Secretary of State Antony Blinken ordered his Office of Palestinian Affairs to delete the statement as soon as journalists began calling. “Terror and violence solve nothing,” it read. It was the usual State Department pabulum. Most statements nowadays are empty and formulaic, as easily written by a computer algorithm as a diplomat.

The notion that terrorism never works is a nice sentiment. The problem is it is not true. Indeed, Blinken later telephoned his Turkish counterpart Hakan Fidan to discuss a ceasefire. Given how Fidan was the mastermind behind the Turkey-Hamas nexus, this was akin to asking the arsonist to lead firefighting efforts. Blinken’s gut reaction was to reward terror.

Frankly, Blinken is not alone.

President Jimmy Carter rewarded Iranian revolutionaries with the Algiers Accords, a humiliating agreement not only to release funds to the hostage-takers but also to promise to remain aloof from Iran’s internal revolutionary politics.

Ronald Reagan criticized Carter without mercy during his 1980 campaign, but once in office, he was little better. His decision to withdraw Marine peacekeepers from Beirut in the face of Hezbollah terrorism not only handed Iran a huge victory on the shores of the Mediterranean but also inspired al Qaeda founder Osama bin Laden.

President Bill Clinton normalized rewarding terror. Under Clinton, Sinn Fein leader Gerry Adams, the front man for the Irish Republican Army terror group, became the foreign politician to visit the White House most frequently. Clinton not only rewarded Palestine Liberation Organization Chairman Yasser Arafat with normalization, but he also pumped billions of dollars into Arafat’s coffers, even as intelligence flowed in showing the Palestinian “former” terrorist’s corruption and insincerity. It was under Clinton that terrorists embraced the formula: Terror plus patience will equal political concession and cash beyond our cause’s wildest imagination.

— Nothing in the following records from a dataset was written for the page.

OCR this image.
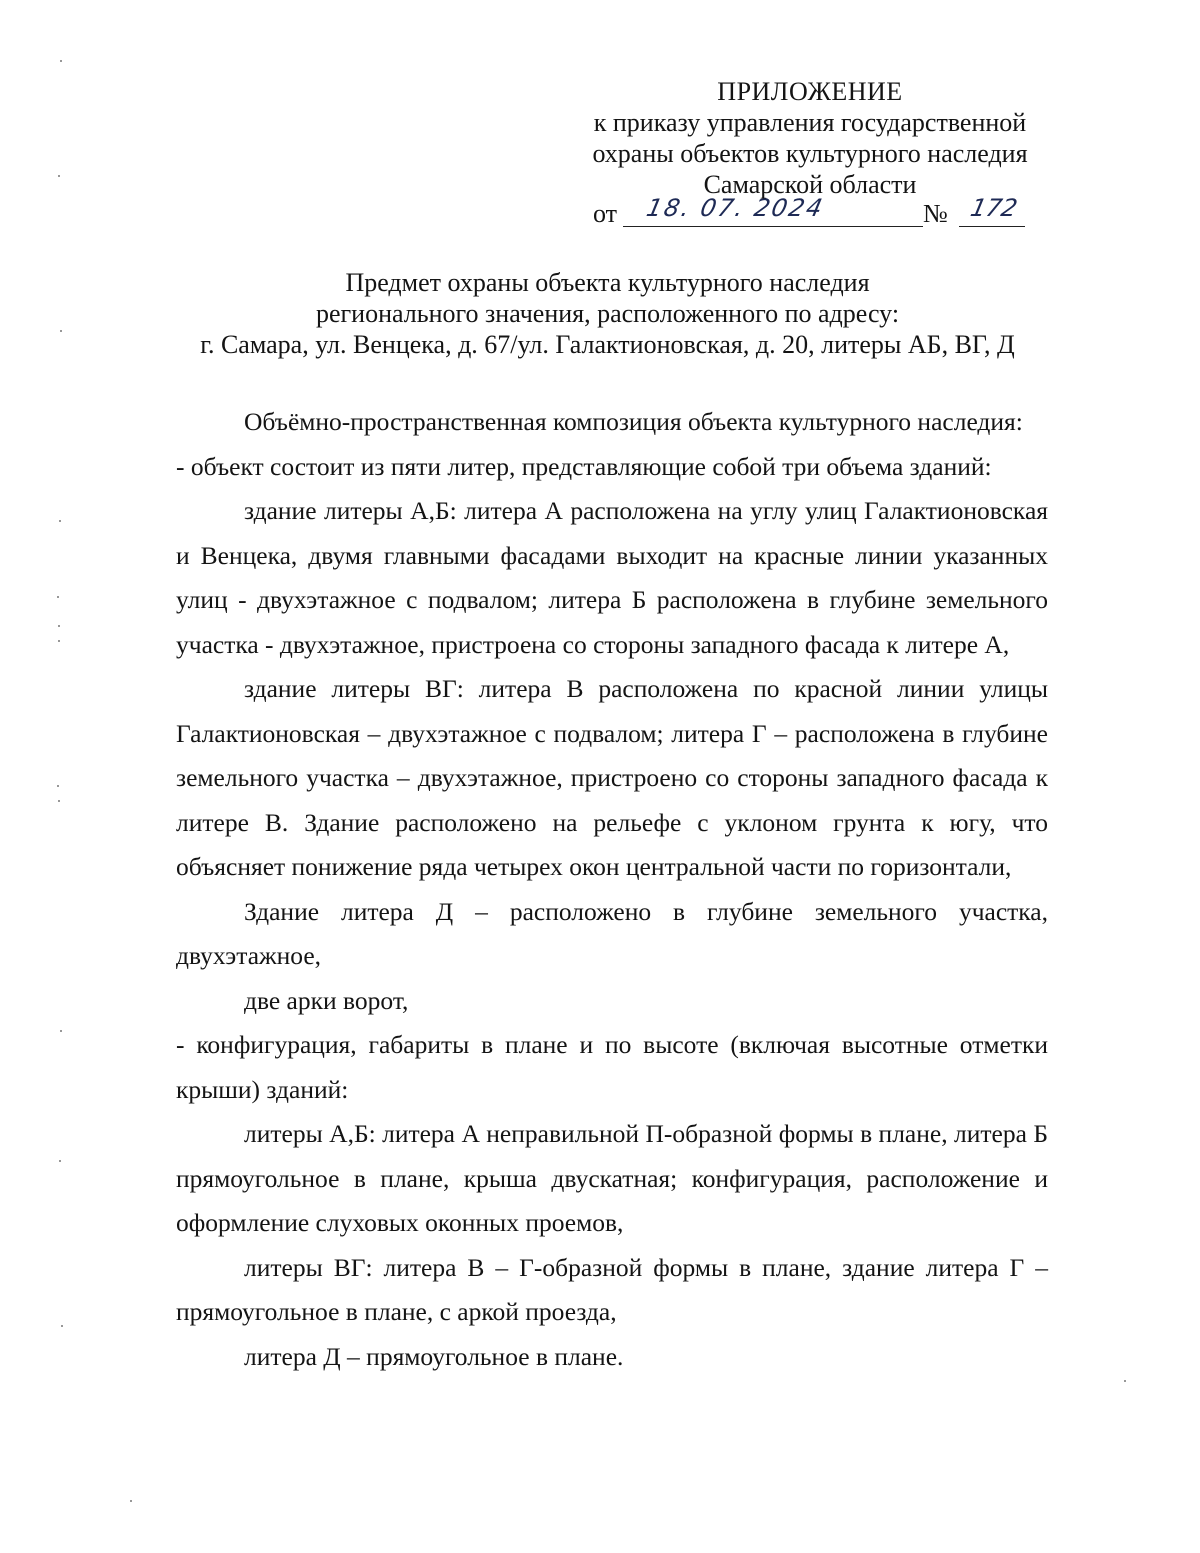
ПРИЛОЖЕНИЕ
к приказу управления государственной
охраны объектов культурного наследия
Самарской области
от 18. 07. 2024	№ 172
Предмет охраны объекта культурного наследия
регионального значения, расположенного по адресу:
г. Самара, ул. Венцека, д. 67/ул. Галактионовская, д. 20, литеры АБ, ВГ, Д

Объёмно-пространственная композиция объекта культурного наследия:

- объект состоит из пяти литер, представляющие собой три объема зданий:

здание литеры А,Б: литера А расположена на углу улиц Галактионовская и Венцека, двумя главными фасадами выходит на красные линии указанных улиц - двухэтажное с подвалом; литера Б расположена в глубине земельного участка - двухэтажное, пристроена со стороны западного фасада к литере А,

здание литеры ВГ: литера В расположена по красной линии улицы Галактионовская – двухэтажное с подвалом; литера Г – расположена в глубине земельного участка – двухэтажное, пристроено со стороны западного фасада к литере В. Здание расположено на рельефе с уклоном грунта к югу, что объясняет понижение ряда четырех окон центральной части по горизонтали,

Здание литера Д – расположено в глубине земельного участка, двухэтажное,

две арки ворот,

- конфигурация, габариты в плане и по высоте (включая высотные отметки крыши) зданий:

литеры А,Б: литера А неправильной П-образной формы в плане, литера Б прямоугольное в плане, крыша двускатная; конфигурация, расположение и оформление слуховых оконных проемов,

литеры ВГ: литера В – Г-образной формы в плане, здание литера Г – прямоугольное в плане, с аркой проезда,

литера Д – прямоугольное в плане.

And so it continued under President George W. Bush. Secretary of State Condoleezza Rice greenlighted Palestinian elections but did nothing to precondition them on the decommissioning of militias and terrorist groups. The message she sent: Ballot boxes bring legitimacy, but terrorism works if unable to persuade voters. Bush may have launched a war on terror, but Rice opened direct talks with Iran, allowing that rogue regime to leverage terror into concession. President Barack Obama and Secretary of State John Kerry simply took her opening and ran with it, adding billions of dollars in hostage ransoms and sanctions relief along the way, in effect making Iran’s decadeslong investment in terrorism and nuclear proliferation profitable.

If al Qaeda forced Bush to declare a war on terror, then it was Presidents Donald Trump and Joe Biden who ensured that rather than win the war, they would reward al Qaeda’s initiative. How else to explain not only the reempowering of the Taliban in Afghanistan but also the quiet release of billions of dollars to the radical group? Biden was not content to pay the Taliban, however. He reversed the Taylor Force Act, enabling Palestinian terrorists to utilize American assistance to profit from their acts, and even agreed to pour taxpayer funds into the Hamas-controlled Gaza Strip prior to this month’s bloodbath.

It is time to stop the rhetoric that “terrorism doesn’t solve anything.” Terrorism is a tactic and, across decades, a very effective one. That Palestinian terrorists, Iraqi insurgents, or Iranian hostage-takers can turn a $20,000 operation into a billion-dollar windfall should shame every member of Congress who, for partisan reasons, gives their man in the White House carte blanche to concede.

The only way to ensure that terrorism does not pay is to ensure that the pain and cost to every terrorist, be they leader, henchman, foreign financier, or cheerleader, will be far greater than they can imagine. Innocents will suffer as cancer is removed, but the alternative is to let the tumor grow and, with it, the chance of even greater calamity in the future.